Solutions to these problems might take the form of recommendation systems or filtering systems, but might also be efficient interactive browsing systems (for products in an online store like Amazon, or articles in Wikipedia). Some thought experiments:
  • What if we can design an expertise finding system that recommends the best articles for you to contribute to in Wikipedia? Would it increase participation rates?
  • What if we analyze your social network everyday and tell you the best tweets that you should spend five minutes on? Would more people retweet more often?
  • What if product designers are better tuned to trending topics and needs, would they enable companies to succeed more often? Are companies like Zazzle and Cafepress the prototype examples of lubricating this path?

Your thoughts?

Wednesday, February 6, 2008

Kiva.org to speak at PARC's Web2.0 Speaker Series

Premal Shah, the President of Kiva.org, is speaking at PARC tomorrow, and I'm really excited. Kiva.org is a non-profit organization that provides microloans to individuals in the developing world. Over the last few months, as reported by the NYTimes Magazine, Kiva.org has had so much demand, that some visitors to the website was greeted with the message, "Thanks Kiva Lenders! You've funded EVERY business on the site!!". When was the last time you heard from a charity that it had enough money to do everything it wanted to do? That's the amazing popularity of Kiva.
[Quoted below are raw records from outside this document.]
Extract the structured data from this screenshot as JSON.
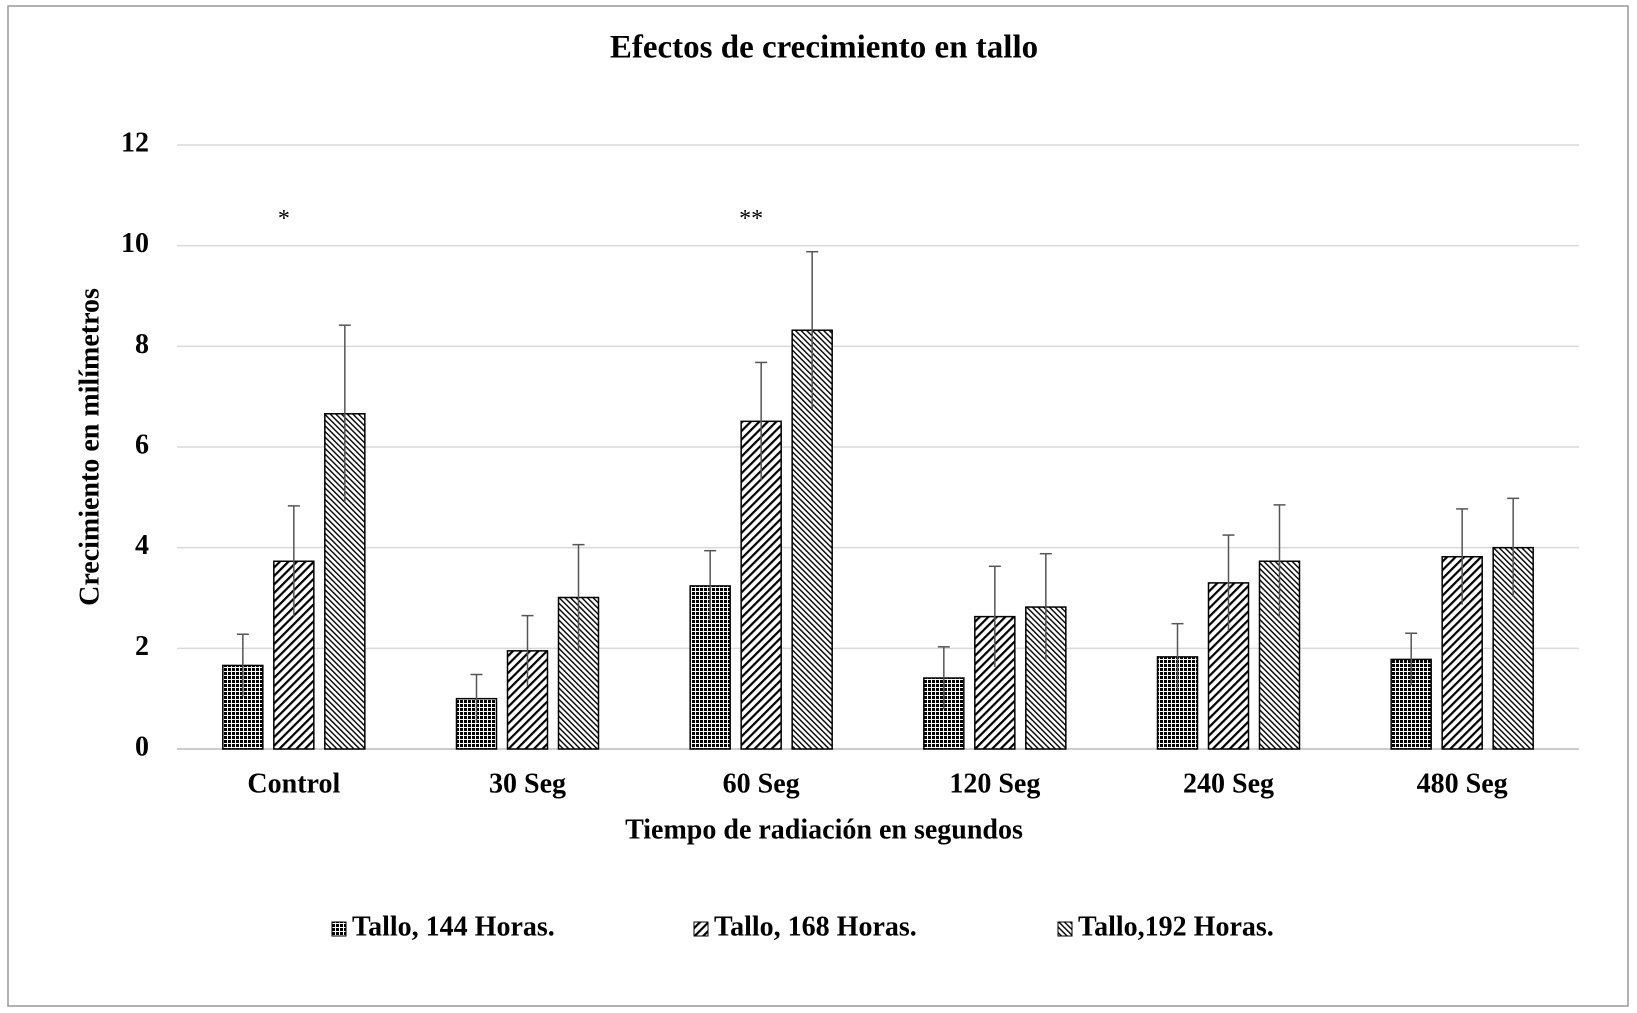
{
  "chart_data": {
    "type": "bar",
    "title": "Efectos de crecimiento en tallo",
    "xlabel": "Tiempo de  radiación  en segundos",
    "ylabel": "Crecimiento en milímetros",
    "categories": [
      "Control",
      "30 Seg",
      "60 Seg",
      "120 Seg",
      "240 Seg",
      "480 Seg"
    ],
    "series": [
      {
        "name": "Tallo, 144 Horas.",
        "color": "#000000",
        "pattern": "dots",
        "values": [
          1.66,
          1.0,
          3.24,
          1.41,
          1.83,
          1.78
        ],
        "errors": [
          0.62,
          0.48,
          0.7,
          0.62,
          0.66,
          0.52
        ]
      },
      {
        "name": "Tallo, 168 Horas.",
        "color": "#000000",
        "pattern": "hatch",
        "values": [
          3.73,
          1.95,
          6.51,
          2.63,
          3.3,
          3.82
        ],
        "errors": [
          1.1,
          0.7,
          1.17,
          1.0,
          0.95,
          0.95
        ]
      },
      {
        "name": "Tallo,192 Horas.",
        "color": "#000000",
        "pattern": "dense",
        "values": [
          6.66,
          3.01,
          8.32,
          2.82,
          3.73,
          4.0
        ],
        "errors": [
          1.76,
          1.05,
          1.56,
          1.06,
          1.12,
          0.98
        ]
      }
    ],
    "annotations": [
      {
        "text": "*",
        "category": 0
      },
      {
        "text": "**",
        "category": 2
      }
    ],
    "ylim": [
      0,
      12
    ],
    "yticks": [
      0,
      2,
      4,
      6,
      8,
      10,
      12
    ],
    "grid": true,
    "legend": "bottom"
  }
}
After seeing a PBS Frontline special late at night in my hotel room while I was traveling out of town in Nov 2006, I immediately opened my web browser and joined other people in discovering the joy of being a microlender. The experience has been amazing. I've made 8 loans so far and tell everyone about Kiva whenever I can.



What's amazing about Kiva is that it uses Web2.0 application design principles to connect lenders to borrowers.

First, it builds a social network around a microloan, so you can see everyone who has also loaned to the same person. While I personally have not really experienced a lot of communication between lenders so far due to my busy schedule, the feel of the community is real. People build their lender profile pages, and some even appears to compete to see who can make more loans.

Second, it exploits the long tail of participation to reach people at all economic levels as potential lenders. If you are willing to part with $25 for a while, you can be a microlender too, and the risk is just a 0.14% default rate! It's hard to convince someone to part with large amounts of money, but it isn't hard to convince almost anyone to loan out $25 that have a good chance of being paid back (and you get to help someone in the mean time!) The concepts of microloans is pioneered by Bangladeshi economist Muhammad Yunus, who won a Nobel Peace Prize for his efforts.

Third, it builds and thrives on end-user participation. On the fansite, KivaFriends.org, user-generated content show screencasts of how to make a loan step-by-step, people post about their experiences, and organize fundraisers and sell calendars.

I'm really looking forward to the talk tomorrow, and will post the video of the talk here as soon as I can.